Jane Zwart

This world is made for joy

No one is denying that of this world
we have made a million joyless
things: landfills, bumpstocks,

caste. In roe, plastic gristle;
in children, lead. In case,
the suicide note.

                                 How is it,

then, that we tarry on this side
of the ultimatum, unready
to depart this cruel world

made for joy?

                         

                             Well, there’s this:

sometimes when we say in case,
what we mean is that we are bluffing

on the strength of the bees
who stuff their leg warmers
with gold dust, and sometimes

when we say hope, we mean small fry,
herring just hatched, an effervescing
pond. My claim on joy is this:

once a pediatrician asked my son
if it was his middle name.
So when I say this world

I mean wonders and I mean
signs taken for wonders, all of it.
I mean the grocer who wagged

a wet pompom of cilantro at us
like it was hyssop.
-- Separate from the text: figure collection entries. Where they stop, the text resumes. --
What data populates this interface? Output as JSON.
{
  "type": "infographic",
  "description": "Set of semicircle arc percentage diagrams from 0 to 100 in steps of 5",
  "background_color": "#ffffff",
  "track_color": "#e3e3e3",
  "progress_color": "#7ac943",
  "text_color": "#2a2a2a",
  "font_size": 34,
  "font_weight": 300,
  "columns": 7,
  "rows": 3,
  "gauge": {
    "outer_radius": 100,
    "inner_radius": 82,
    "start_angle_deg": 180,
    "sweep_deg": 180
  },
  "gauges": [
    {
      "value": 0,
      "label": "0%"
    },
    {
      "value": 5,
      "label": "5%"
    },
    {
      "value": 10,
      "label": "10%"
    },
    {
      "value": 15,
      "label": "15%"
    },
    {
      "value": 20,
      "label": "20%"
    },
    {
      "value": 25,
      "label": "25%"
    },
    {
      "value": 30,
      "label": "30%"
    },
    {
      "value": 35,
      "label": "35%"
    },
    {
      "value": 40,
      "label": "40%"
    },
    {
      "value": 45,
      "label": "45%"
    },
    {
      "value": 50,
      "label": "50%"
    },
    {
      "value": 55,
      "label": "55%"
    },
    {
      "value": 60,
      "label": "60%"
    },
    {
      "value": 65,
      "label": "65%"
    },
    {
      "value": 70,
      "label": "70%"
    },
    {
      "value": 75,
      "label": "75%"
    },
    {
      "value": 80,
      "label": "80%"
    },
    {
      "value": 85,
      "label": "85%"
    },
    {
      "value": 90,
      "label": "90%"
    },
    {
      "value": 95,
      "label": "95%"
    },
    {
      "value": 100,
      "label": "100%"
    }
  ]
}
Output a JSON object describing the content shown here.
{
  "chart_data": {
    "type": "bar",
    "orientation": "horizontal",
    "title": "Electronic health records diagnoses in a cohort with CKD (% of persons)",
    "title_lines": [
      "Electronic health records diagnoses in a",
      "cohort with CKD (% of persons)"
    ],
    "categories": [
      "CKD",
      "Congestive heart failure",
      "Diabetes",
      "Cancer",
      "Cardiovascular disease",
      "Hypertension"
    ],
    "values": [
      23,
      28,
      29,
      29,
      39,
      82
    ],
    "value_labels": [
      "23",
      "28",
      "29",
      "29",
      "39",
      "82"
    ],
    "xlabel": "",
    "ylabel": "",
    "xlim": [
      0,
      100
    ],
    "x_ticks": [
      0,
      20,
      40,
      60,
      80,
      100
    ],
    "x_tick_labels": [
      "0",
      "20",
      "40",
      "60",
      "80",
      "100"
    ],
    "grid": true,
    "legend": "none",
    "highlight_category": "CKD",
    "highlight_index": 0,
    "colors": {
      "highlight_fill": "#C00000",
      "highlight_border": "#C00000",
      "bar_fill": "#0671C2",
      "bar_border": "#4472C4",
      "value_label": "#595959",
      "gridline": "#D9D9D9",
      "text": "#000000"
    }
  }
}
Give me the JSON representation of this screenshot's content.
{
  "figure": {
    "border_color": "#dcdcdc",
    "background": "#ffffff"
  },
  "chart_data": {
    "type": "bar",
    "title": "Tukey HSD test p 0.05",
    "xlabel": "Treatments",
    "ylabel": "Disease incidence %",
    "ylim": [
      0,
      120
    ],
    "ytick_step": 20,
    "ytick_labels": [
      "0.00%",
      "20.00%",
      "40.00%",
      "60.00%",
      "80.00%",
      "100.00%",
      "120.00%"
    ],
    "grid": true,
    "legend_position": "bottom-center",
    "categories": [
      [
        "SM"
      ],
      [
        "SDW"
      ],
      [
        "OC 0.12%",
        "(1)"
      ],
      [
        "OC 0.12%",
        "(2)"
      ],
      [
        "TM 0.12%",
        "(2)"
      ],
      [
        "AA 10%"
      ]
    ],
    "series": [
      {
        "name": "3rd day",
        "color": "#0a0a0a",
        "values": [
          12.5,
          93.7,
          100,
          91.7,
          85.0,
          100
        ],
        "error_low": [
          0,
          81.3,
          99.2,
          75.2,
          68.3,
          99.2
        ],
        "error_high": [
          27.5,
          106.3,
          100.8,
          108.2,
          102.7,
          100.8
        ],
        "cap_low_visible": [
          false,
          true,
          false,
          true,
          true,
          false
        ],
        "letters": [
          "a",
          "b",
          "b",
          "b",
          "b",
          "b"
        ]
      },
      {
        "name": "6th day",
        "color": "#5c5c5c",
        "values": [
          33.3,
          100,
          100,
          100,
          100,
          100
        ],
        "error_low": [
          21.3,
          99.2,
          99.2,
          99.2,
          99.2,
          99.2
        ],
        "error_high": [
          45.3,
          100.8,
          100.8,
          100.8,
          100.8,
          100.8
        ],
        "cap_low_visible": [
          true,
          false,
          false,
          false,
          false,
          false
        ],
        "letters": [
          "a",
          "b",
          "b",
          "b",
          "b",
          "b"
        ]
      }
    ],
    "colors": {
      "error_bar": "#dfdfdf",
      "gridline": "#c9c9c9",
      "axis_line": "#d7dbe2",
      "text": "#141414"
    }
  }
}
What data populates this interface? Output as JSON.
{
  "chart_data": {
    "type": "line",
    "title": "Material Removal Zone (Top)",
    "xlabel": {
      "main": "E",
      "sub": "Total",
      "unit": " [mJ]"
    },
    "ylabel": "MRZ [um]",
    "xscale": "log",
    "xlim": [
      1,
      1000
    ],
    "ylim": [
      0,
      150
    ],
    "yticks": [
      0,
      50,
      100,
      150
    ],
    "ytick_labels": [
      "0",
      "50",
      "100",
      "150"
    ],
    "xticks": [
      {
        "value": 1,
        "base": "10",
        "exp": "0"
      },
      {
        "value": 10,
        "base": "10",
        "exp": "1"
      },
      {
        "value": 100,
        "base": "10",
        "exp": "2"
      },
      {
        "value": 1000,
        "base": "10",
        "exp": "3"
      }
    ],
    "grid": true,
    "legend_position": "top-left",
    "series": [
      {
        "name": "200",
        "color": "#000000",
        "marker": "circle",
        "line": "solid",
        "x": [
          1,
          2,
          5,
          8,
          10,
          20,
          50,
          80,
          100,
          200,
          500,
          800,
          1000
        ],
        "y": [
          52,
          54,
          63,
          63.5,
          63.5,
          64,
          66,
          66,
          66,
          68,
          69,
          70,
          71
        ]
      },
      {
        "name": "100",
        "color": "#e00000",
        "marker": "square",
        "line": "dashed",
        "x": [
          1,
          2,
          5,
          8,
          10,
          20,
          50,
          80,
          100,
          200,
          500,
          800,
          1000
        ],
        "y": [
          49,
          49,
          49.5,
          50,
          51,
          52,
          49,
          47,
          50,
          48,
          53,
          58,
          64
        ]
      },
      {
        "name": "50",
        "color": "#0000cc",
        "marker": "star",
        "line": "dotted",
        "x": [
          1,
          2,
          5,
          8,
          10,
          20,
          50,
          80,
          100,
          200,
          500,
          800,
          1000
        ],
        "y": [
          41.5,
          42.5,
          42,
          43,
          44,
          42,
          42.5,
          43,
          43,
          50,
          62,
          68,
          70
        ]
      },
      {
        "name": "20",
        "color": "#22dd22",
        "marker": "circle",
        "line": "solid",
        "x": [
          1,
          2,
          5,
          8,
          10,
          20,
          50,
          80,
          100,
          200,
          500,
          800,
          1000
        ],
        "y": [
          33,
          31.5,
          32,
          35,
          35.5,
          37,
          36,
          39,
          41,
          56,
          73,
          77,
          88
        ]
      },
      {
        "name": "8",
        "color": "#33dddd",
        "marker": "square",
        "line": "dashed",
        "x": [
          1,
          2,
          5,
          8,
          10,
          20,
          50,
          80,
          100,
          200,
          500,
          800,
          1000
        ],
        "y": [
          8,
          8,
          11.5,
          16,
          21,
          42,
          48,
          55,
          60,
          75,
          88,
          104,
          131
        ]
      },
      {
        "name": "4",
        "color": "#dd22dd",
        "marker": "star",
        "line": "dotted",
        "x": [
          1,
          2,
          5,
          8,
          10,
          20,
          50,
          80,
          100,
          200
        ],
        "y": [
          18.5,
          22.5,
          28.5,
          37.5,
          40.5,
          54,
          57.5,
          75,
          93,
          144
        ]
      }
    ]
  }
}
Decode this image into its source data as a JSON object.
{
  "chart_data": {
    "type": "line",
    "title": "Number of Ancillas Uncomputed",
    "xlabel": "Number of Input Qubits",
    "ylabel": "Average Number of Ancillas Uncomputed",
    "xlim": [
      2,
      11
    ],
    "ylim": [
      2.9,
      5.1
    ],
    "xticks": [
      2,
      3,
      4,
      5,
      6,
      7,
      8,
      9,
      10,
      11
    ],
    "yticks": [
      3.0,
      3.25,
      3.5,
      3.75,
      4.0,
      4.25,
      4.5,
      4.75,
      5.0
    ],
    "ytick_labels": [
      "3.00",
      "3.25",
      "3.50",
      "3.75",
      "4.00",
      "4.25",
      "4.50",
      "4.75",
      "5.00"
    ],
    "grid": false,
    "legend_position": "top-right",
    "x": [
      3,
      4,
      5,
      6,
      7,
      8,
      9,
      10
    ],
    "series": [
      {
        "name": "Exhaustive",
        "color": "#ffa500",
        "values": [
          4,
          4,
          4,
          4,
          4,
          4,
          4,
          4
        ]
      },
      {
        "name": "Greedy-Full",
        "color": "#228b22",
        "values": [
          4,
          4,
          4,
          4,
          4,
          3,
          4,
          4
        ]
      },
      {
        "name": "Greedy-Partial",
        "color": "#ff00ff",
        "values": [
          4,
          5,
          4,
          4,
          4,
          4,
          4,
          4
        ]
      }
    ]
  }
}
You can’t tell me
that water wasn’t holy, as the water

is holy when a man not unused
to rain gets caught, biking home,
not just in rain but in more

than a downpour, when his mild
epithets turn to whooping
on his tongue. Even later, he will

not be able to tell it without
laughter, without incredulity; he will
not say cloudburst or torrent;

he will say, The heavens opened.

Sometimes they do. Sometimes
a child at three writes a note

in unproven runes and tapes
it to the sling where her infant sister
bucks. When I say hope, I mean

that when their mother asks,
the toddler reads the runes:
Cordelia, this world is made for joy.